When localizing your app, you’ll need to bear in mind that fixed product names made up of real words won’t be spared by the MT engine. In fact, the likelihood is that it will recognize the word and translate it. If your company consists of an invented name and another word, then it will most likely translate it inconsistently.
Your software’s name could be a very common word in the target language, making it near-impossible to find online, confusing your costumers, and weakening your brand identity. Put simply - the danger of incorrectly translated product names should not be underestimated.
In the worst case scenario, your brand name could be translated into a word with drastically different connotations to the cool company name you had initially selected. If we take the example from above, “Schneeflocke Kids” would be translated as “Snowflake Kids” – turning up a lot of think-pieces on helicopter parenting and political correctness “gone mad” in a Google search instead of cool ski pants for ten-year-olds.
Your company’s public image is undermined
While machine translation has come on leaps and bounds, the fundamental errors that arose when it first came to prominence continue to plague raw MT output. Let’s take one age-old problem from the world of translation – words with multiple meanings.
Imagine you work for a German company that offers e-learning courses to third parties, and you’ve just sent a new module on tender procedures to be translated using MT. The sentence “In diesem Fall ist der Ausschuss des Erstangebots rechtswidrig” comes back translated as “In this case, the committee of the initial offer is unlawful” – when what you really want is something like “In this case, excluding the initial offer is unlawful.”
Here, the word for “exclusion” (Ausschluss) and “committee” (Ausschuss) differ by a single letter in German, and only a human translator would be able to notice this typo and correct it in the translation. A “committee” that hasn’t been mentioned anywhere else in the course suddenly pops up out of the blue, and if the third party client doesn’t pick up on the error and send a complaint, then the end user will be left somewhat perplexed.
Think about all the viral images you’ve seen of “hilarious translation fails” online – you don’t want your company to become the butt of your audience’s jokes. If bewildered customers doubt your company’s professionalism, then it’s sure to reflect poorly on your company’s public image.
Manage your MT wisely: keep humans in the loop
It should be clear by now that using machine translation without any human intervention can have some pretty dire consequences. In spite of all this, MT has captured the attention of more companies than ever before for cost-related reasons, as human translations and even conventional post-editing processes have simply become too expensive for large volumes of content. Text types like documentation, online help, or knowledge bases have since become typical application cases for MT.

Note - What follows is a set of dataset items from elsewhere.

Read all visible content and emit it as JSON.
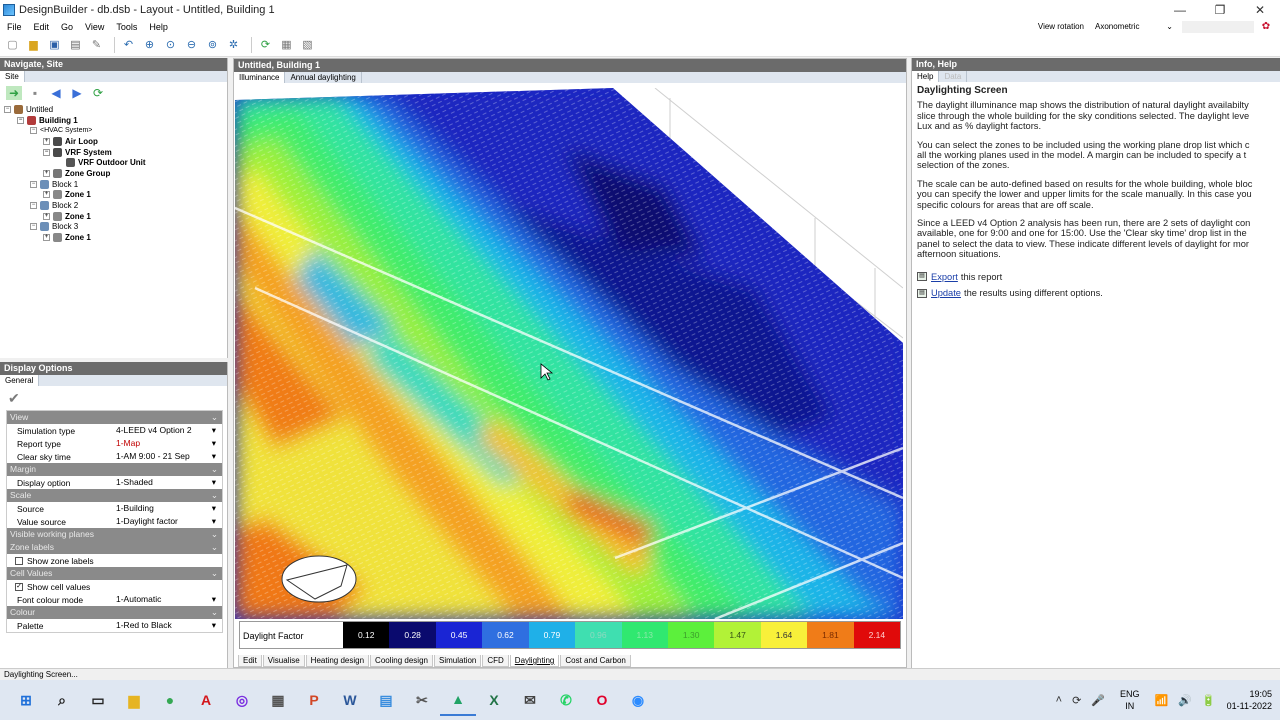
{
  "window": {
    "title": "DesignBuilder - db.dsb - Layout - Untitled, Building 1",
    "minimize": "—",
    "restore": "❐",
    "close": "✕"
  },
  "menu": [
    "File",
    "Edit",
    "Go",
    "View",
    "Tools",
    "Help"
  ],
  "view_rotation": {
    "label": "View rotation",
    "value": "Axonometric"
  },
  "navigate": {
    "header": "Navigate, Site",
    "tab": "Site",
    "tree": [
      {
        "label": "Untitled",
        "depth": 0,
        "bold": false,
        "exp": "−",
        "icon": "#9a6a3a"
      },
      {
        "label": "Building 1",
        "depth": 1,
        "bold": true,
        "exp": "−",
        "icon": "#b23b3b"
      },
      {
        "label": "<HVAC System>",
        "depth": 2,
        "bold": false,
        "exp": "−",
        "icon": "none"
      },
      {
        "label": "Air Loop",
        "depth": 3,
        "bold": true,
        "exp": "+",
        "icon": "#4a4a4a"
      },
      {
        "label": "VRF System",
        "depth": 3,
        "bold": true,
        "exp": "−",
        "icon": "#4a4a4a"
      },
      {
        "label": "VRF Outdoor Unit",
        "depth": 4,
        "bold": true,
        "exp": "",
        "icon": "#555"
      },
      {
        "label": "Zone Group",
        "depth": 3,
        "bold": true,
        "exp": "+",
        "icon": "#777"
      },
      {
        "label": "Block 1",
        "depth": 2,
        "bold": false,
        "exp": "−",
        "icon": "#6c8fb8"
      },
      {
        "label": "Zone 1",
        "depth": 3,
        "bold": true,
        "exp": "+",
        "icon": "#888"
      },
      {
        "label": "Block 2",
        "depth": 2,
        "bold": false,
        "exp": "−",
        "icon": "#6c8fb8"
      },
      {
        "label": "Zone 1",
        "depth": 3,
        "bold": true,
        "exp": "+",
        "icon": "#888"
      },
      {
        "label": "Block 3",
        "depth": 2,
        "bold": false,
        "exp": "−",
        "icon": "#6c8fb8"
      },
      {
        "label": "Zone 1",
        "depth": 3,
        "bold": true,
        "exp": "+",
        "icon": "#888"
      }
    ]
  },
  "display_options": {
    "header": "Display Options",
    "tab": "General",
    "apply_glyph": "✔",
    "sections": [
      {
        "title": "View",
        "rows": [
          {
            "key": "Simulation type",
            "value": "4-LEED v4 Option 2",
            "red": false
          },
          {
            "key": "Report type",
            "value": "1-Map",
            "red": true
          },
          {
            "key": "Clear sky time",
            "value": "1-AM 9:00 - 21 Sep",
            "red": false
          }
        ]
      },
      {
        "title": "Margin",
        "rows": [
          {
            "key": "Display option",
            "value": "1-Shaded",
            "red": false
          }
        ]
      },
      {
        "title": "Scale",
        "rows": [
          {
            "key": "Source",
            "value": "1-Building",
            "red": false
          },
          {
            "key": "Value source",
            "value": "1-Daylight factor",
            "red": false
          }
        ]
      },
      {
        "title": "Visible working planes",
        "rows": []
      },
      {
        "title": "Zone labels",
        "checks": [
          {
            "label": "Show zone labels",
            "checked": false
          }
        ]
      },
      {
        "title": "Cell Values",
        "checks": [
          {
            "label": "Show cell values",
            "checked": true
          }
        ],
        "rows": [
          {
            "key": "Font colour mode",
            "value": "1-Automatic",
            "red": false
          }
        ]
      },
      {
        "title": "Colour",
        "rows": [
          {
            "key": "Palette",
            "value": "1-Red to Black",
            "red": false
          }
        ]
      }
    ]
  },
  "center": {
    "header": "Untitled, Building 1",
    "tabs": [
      {
        "label": "Illuminance",
        "active": true
      },
      {
        "label": "Annual daylighting",
        "active": false
      }
    ],
    "legend": {
      "title": "Daylight Factor",
      "cells": [
        {
          "value": "0.12",
          "color": "#000000",
          "text": "#ffffff"
        },
        {
          "value": "0.28",
          "color": "#0a0a6e",
          "text": "#ffffff"
        },
        {
          "value": "0.45",
          "color": "#1a25d4",
          "text": "#ffffff"
        },
        {
          "value": "0.62",
          "color": "#2f6fe0",
          "text": "#ffffff"
        },
        {
          "value": "0.79",
          "color": "#1fb0e8",
          "text": "#ffffff"
        },
        {
          "value": "0.96",
          "color": "#3fdfb0",
          "text": "#8fd9c0"
        },
        {
          "value": "1.13",
          "color": "#30e870",
          "text": "#8be8a8"
        },
        {
          "value": "1.30",
          "color": "#5cf03c",
          "text": "#3c9e2c"
        },
        {
          "value": "1.47",
          "color": "#b2f237",
          "text": "#365218"
        },
        {
          "value": "1.64",
          "color": "#f8f03a",
          "text": "#333333"
        },
        {
          "value": "1.81",
          "color": "#f07c18",
          "text": "#7a2c00"
        },
        {
          "value": "2.14",
          "color": "#e00a0a",
          "text": "#ffd0d0"
        }
      ]
    },
    "bottom_tabs": [
      {
        "label": "Edit",
        "active": false
      },
      {
        "label": "Visualise",
        "active": false
      },
      {
        "label": "Heating design",
        "active": false
      },
      {
        "label": "Cooling design",
        "active": false
      },
      {
        "label": "Simulation",
        "active": false
      },
      {
        "label": "CFD",
        "active": false
      },
      {
        "label": "Daylighting",
        "active": true
      },
      {
        "label": "Cost and Carbon",
        "active": false
      }
    ]
  },
  "info": {
    "header": "Info, Help",
    "tabs": [
      {
        "label": "Help",
        "active": true,
        "dim": false
      },
      {
        "label": "Data",
        "active": false,
        "dim": true
      }
    ],
    "title": "Daylighting Screen",
    "paragraphs": [
      [
        "The daylight illuminance map shows the distribution of natural daylight availabilty",
        "slice through the whole building for the sky conditions selected. The daylight leve",
        "Lux and as % daylight factors."
      ],
      [
        "You can select the zones to be included using the working plane drop list which c",
        "all the working planes used in the model. A margin can be included to specify a t",
        "selection of the zones."
      ],
      [
        "The scale can be auto-defined based on results for the whole building, whole bloc",
        "you can specify the lower and upper limits for the scale manually. In this case you",
        "specific colours for areas that are off scale."
      ],
      [
        "Since a LEED v4 Option 2 analysis has been run, there are 2 sets of daylight con",
        "available, one for 9:00 and one for 15:00. Use the 'Clear sky time' drop list in the",
        "panel to select the data to view. These indicate different levels of daylight for mor",
        "afternoon situations."
      ]
    ],
    "links": [
      {
        "link": "Export",
        "rest": "this report"
      },
      {
        "link": "Update",
        "rest": "the results using different options."
      }
    ]
  },
  "status": "Daylighting Screen...",
  "taskbar": {
    "apps": [
      {
        "name": "start",
        "glyph": "⊞",
        "color": "#1e6fd9"
      },
      {
        "name": "search",
        "glyph": "⌕",
        "color": "#222"
      },
      {
        "name": "task-view",
        "glyph": "▭",
        "color": "#222"
      },
      {
        "name": "file-explorer",
        "glyph": "▆",
        "color": "#e6b422"
      },
      {
        "name": "chrome",
        "glyph": "●",
        "color": "#34a853"
      },
      {
        "name": "acrobat",
        "glyph": "A",
        "color": "#d4161b"
      },
      {
        "name": "app-purple",
        "glyph": "◎",
        "color": "#7a2ee0"
      },
      {
        "name": "calculator",
        "glyph": "▦",
        "color": "#555"
      },
      {
        "name": "powerpoint",
        "glyph": "P",
        "color": "#d24726"
      },
      {
        "name": "word",
        "glyph": "W",
        "color": "#2b579a"
      },
      {
        "name": "notepad",
        "glyph": "▤",
        "color": "#3a8dde"
      },
      {
        "name": "snipping-tool",
        "glyph": "✂",
        "color": "#555"
      },
      {
        "name": "designbuilder",
        "glyph": "▲",
        "color": "#21a366"
      },
      {
        "name": "excel",
        "glyph": "X",
        "color": "#217346"
      },
      {
        "name": "mail",
        "glyph": "✉",
        "color": "#444"
      },
      {
        "name": "whatsapp",
        "glyph": "✆",
        "color": "#25d366"
      },
      {
        "name": "opera",
        "glyph": "O",
        "color": "#e0002b"
      },
      {
        "name": "zoom",
        "glyph": "◉",
        "color": "#2d8cff"
      }
    ],
    "tray": [
      "˄",
      "⟳",
      "🎤"
    ],
    "lang": [
      "ENG",
      "IN"
    ],
    "tray2": [
      "📶",
      "🔊",
      "🔋"
    ],
    "time": "19:05",
    "date": "01-11-2022"
  }
}
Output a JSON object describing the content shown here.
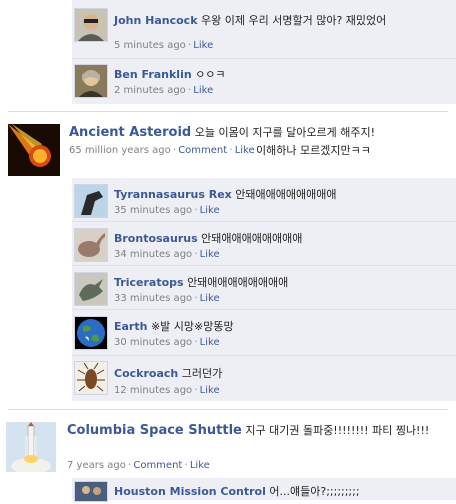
{
  "block1": {
    "c1": {
      "name": "John Hancock",
      "text": "우왕 이제 우리 서명할거 많아? 재밌었어",
      "time": "5 minutes ago",
      "like": "Like"
    },
    "c2": {
      "name": "Ben Franklin",
      "text": "ㅇㅇㅋ",
      "time": "2 minutes ago",
      "like": "Like"
    }
  },
  "post1": {
    "name": "Ancient Asteroid",
    "text": "오늘 이몸이 지구를 달아오르게 해주지!",
    "text2": "이해하나 모르겠지만ㅋㅋ",
    "time": "65 million years ago",
    "comment": "Comment",
    "like": "Like"
  },
  "block2": {
    "c1": {
      "name": "Tyrannasaurus Rex",
      "text": "안돼애애애애애애애애",
      "time": "35 minutes ago",
      "like": "Like"
    },
    "c2": {
      "name": "Brontosaurus",
      "text": "안돼애애애애애애애애",
      "time": "34 minutes ago",
      "like": "Like"
    },
    "c3": {
      "name": "Triceratops",
      "text": "안돼애애애애애애애애",
      "time": "33 minutes ago",
      "like": "Like"
    },
    "c4": {
      "name": "Earth",
      "text": "※발 시망※망똥망",
      "time": "30 minutes ago",
      "like": "Like"
    },
    "c5": {
      "name": "Cockroach",
      "text": "그러던가",
      "time": "12 minutes ago",
      "like": "Like"
    }
  },
  "post2": {
    "name": "Columbia Space Shuttle",
    "text": "지구 대기권 돌파중!!!!!!!! 파티 찡나!!!",
    "time": "7 years ago",
    "comment": "Comment",
    "like": "Like"
  },
  "block3": {
    "c1": {
      "name": "Houston Mission Control",
      "text": "어...얘들아?;;;;;;;;;"
    }
  }
}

Milengo has developed a new localization solution called “Managed MT” to help software companies avert this problem. Translations are produced using cutting-edge AI technology, before being sent to a human subject matter expert to correct any serious errors and polish the final text. All of our client’s previous translations are maintained in secure neural networks to continuously improve the quality of your future translations. An innovative quality assurance step specifically targets the weak points of machine translation that we highlighted above, from inconsistent terminology and incorrect product names, to serious mistranslations, right through to potentially offensive or culturally inappropriate content.
We’ve been intensively developing this solution and the initial figures look promising – our solution allows customers to save up to 80% in translation costs compared to conventional translation workflows.
We believe that this solution is the future of our industry. Software companies will finally be able to free up their localization budgets – and because all machine translated texts undergo a further in-depth post-editing process, you can rest easy knowing that your translations will meet your quality standards.